Ostéoporose : les rhumatologues tirent la sonnette d’alarme

, par  Delphine Delarue

A l’occasion de la Journée mondiale de l’ostéoporose, le 20 octobre, l’Association française de lutte anti-rhumatismale (Alfar) publie un livre blanc dans lequel elle dénonce des déficiences du système de santé français en matière de prévention et de dépistage d’une maladie qui touche pourtant une femme sur trois et un homme sur cinq après 50 ans.

Ils ont décidé de faire bouger les lignes. A l’occasion de la Journée mondiale de l’ostéoporose, le 20 octobre, les spécialistes de l’Association française de lutte anti-rhumatismale (Aflar) ont publié un livre blanc qui fustige la prévention, le diagnostic et la prise en charge par le système de santé d’une pathologie qui concerne près de 3 millions de femmes en France. Maladie chronique silencieuse, l’ostéoporose, qui toucherait également 10 % des hommes, se traduit par une détérioration de la structure interne des tissus de l’os et par une diminution de la densité osseuse. En 2010, elle était responsable de 393 000 fractures, en particulier au niveau des vertèbres, du poignet et de la hanche (col du fémur). Cette dernière est la plus fréquente et la plus redoutée, puisque, lorsqu’elle intervient, le taux de mortalité à un an atteint les 20 % en raison de diverses complications associées notamment au grand âge. « Il est à noter par ailleurs que 50 % environ des sujets victimes d’une fracture de la hanche ne retrouvent pas leur autonomie antérieure, ce qui les conduit fréquemment à quitter leur domicile pour vivre en institution, soulignent les auteurs du livre blanc.
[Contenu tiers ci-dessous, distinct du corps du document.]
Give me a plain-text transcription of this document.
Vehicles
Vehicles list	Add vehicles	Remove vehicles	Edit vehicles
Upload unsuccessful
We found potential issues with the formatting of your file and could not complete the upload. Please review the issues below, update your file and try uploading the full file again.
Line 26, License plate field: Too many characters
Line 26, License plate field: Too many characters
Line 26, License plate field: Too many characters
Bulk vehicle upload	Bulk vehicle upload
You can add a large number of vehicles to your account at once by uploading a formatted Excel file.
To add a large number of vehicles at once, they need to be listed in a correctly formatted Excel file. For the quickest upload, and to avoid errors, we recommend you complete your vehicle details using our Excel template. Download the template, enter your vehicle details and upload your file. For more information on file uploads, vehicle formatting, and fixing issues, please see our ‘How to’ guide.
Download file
Parmi les survivants, 30 % des patients sont atteints de démence, 40 % incapables de marcher sans aide et 80 % [dans l’impossibilité] de réaliser sans aide au moins une activité de la vie courante. »

Une maladie « sous-diagnostiquée » et « sous-traitée »

« L’ostéoporose est une maladie sous diagnostiquée et sous-traitée, déplore l’Aflar dans un communiqué. Les patients la considèrent comme une conséquence naturelle du vieillissement et sa prise en charge par les médecins ne cesse de baisser depuis dix ans. » D’après les données rassemblées dans le livre blanc, après une première fracture 51 % des patients ne revoient aucun médecin dans le mois qui suit leur hospitalisation et seuls 15 % suivent un traitement. Résultat : 29 % sont ré-hospitalisés pour rechute, et dans ce cas-là, ce sont 20 % des patients qui décèdent. En parallèle, l’association indique que le nombre d’ostéodensitométries, l’examen qui permet de diagnostiquer la maladie, baisse de plus de 6 % par an, alors que le nombre de patients de plus de 50 ans traités pour une facture a augmenté de 10 % entre 2011 et 2013. Si rien n’est fait pour inverser la tendance, l’association redoute un véritable « tsunami de fractures » dans les années à venir, avec tout ce que cela implique en terme de souffrances, de perte d’autonomie pour les patients et de coûts de prise en charge pour l’Assurance maladie. L’Aflar réclame la mise en place d’un véritable plan de lutte contre la maladie avec, notamment, une meilleure information des médecins généralistes, des campagnes de sensibilisation sur la constitution d’os solides (alimentation riche en calcium et en vitamine D, activité physique) et sur la prévention des chutes, un dépistage systématique pour les femmes de plus de 65 ans et la création d’un registre national des fractures de l’ostéoporose.